In 2013, Egyptian general Abdel Fattah el-Sisi seized power in a military coup. As president, he turned the clock back on the Arab Spring and installed precisely the kind of politically airless regime that Tahrir Square demonstrators thought they had rid themselves of two years earlier. Today, once more, an Egyptian government is censoring public debate, using lethal force against protesters, harassing journalists, outlawing political opposition, and filling its jails with tens of thousands of dissidents—some secular, some religious. There is no more reliable formula for generating future terrorists. In Donald Trump’s view, el-Sisi is “fantastic.”
The Kingdom of Bahrain systematically discriminates against its Shiite Muslim majority, robs dissidents of their citizenship, maintains a tight lid on civil society, and refuses to tolerate serious political opposition. The United States and Bahrain share important strategic interests but the relationship has been strained, in the past, by disagreements over human rights. In 2017, President Trump assured the country’s monarch that “there won’t be strain with this administration.”
In April of that same year, President Erdoğan narrowly won a popular referendum to amend the Turkish constitution, add to his powers, and enable him to remain in office, potentially, until 2029. Most democratic leaders found this outcome regrettable. Trump’s response was to reach for the phone and laud Erdoğan on his win.

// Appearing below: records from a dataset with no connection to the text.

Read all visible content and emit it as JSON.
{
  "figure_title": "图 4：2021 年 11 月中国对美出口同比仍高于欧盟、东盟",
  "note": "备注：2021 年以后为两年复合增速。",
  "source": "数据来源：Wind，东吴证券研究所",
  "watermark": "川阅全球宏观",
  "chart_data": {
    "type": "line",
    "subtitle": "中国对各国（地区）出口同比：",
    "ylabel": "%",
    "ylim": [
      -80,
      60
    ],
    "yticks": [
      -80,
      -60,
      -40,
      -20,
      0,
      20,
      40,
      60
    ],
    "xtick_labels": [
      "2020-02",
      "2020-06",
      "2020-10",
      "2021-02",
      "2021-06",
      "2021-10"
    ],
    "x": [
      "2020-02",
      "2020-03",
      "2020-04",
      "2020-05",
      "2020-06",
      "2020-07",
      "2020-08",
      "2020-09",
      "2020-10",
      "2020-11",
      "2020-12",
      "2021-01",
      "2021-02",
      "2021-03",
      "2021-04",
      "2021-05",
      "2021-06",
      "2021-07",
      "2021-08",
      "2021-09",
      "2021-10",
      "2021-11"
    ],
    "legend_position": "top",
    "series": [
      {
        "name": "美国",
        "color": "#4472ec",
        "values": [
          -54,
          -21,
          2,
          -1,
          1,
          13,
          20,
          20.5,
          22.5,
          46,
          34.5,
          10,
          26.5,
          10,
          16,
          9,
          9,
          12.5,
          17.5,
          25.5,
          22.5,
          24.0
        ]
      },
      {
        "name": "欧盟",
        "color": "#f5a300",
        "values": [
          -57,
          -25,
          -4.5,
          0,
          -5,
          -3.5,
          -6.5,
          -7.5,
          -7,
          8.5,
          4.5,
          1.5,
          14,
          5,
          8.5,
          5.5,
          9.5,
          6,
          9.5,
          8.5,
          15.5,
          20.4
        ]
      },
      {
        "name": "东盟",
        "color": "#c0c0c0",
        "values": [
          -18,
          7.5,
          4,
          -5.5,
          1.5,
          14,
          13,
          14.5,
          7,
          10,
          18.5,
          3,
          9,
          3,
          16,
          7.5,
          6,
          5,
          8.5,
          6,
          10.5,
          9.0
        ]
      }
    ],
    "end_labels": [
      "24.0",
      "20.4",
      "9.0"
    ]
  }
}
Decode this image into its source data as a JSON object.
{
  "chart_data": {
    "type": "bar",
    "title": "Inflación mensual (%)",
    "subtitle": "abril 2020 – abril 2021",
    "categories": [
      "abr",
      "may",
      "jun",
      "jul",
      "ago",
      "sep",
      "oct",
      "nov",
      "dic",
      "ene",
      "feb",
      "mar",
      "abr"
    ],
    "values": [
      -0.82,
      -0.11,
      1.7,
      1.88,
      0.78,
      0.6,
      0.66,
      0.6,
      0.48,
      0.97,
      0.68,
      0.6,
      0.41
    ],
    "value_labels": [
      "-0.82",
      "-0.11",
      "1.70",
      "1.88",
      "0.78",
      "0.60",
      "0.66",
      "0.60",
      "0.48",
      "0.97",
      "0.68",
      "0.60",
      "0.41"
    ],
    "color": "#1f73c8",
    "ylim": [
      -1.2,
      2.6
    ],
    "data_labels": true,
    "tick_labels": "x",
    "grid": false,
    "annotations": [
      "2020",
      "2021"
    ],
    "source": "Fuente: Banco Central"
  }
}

The president’s admiration for autocrats is so ingrained that it extends to men even less worthy of respect than these. To Trump, Saddam Hussein “was a bad guy, a really bad guy. But you know what he did well? He killed terrorists. He did that so good. They didn’t read them the rights. They didn’t talk. They were a terrorist, it was over.” As for Kim Jong-un: “You have to give him credit. How many young guys—he was like 26 or 25 when his father died—take over these tough generals, and all of a sudden… he’s the boss. It’s incredible. He wiped out the uncle. He wiped out this one, that one. I mean, this guy doesn’t play games.” Finally, there’s Vladimir Putin: “a man so highly respected within his own country and beyond.”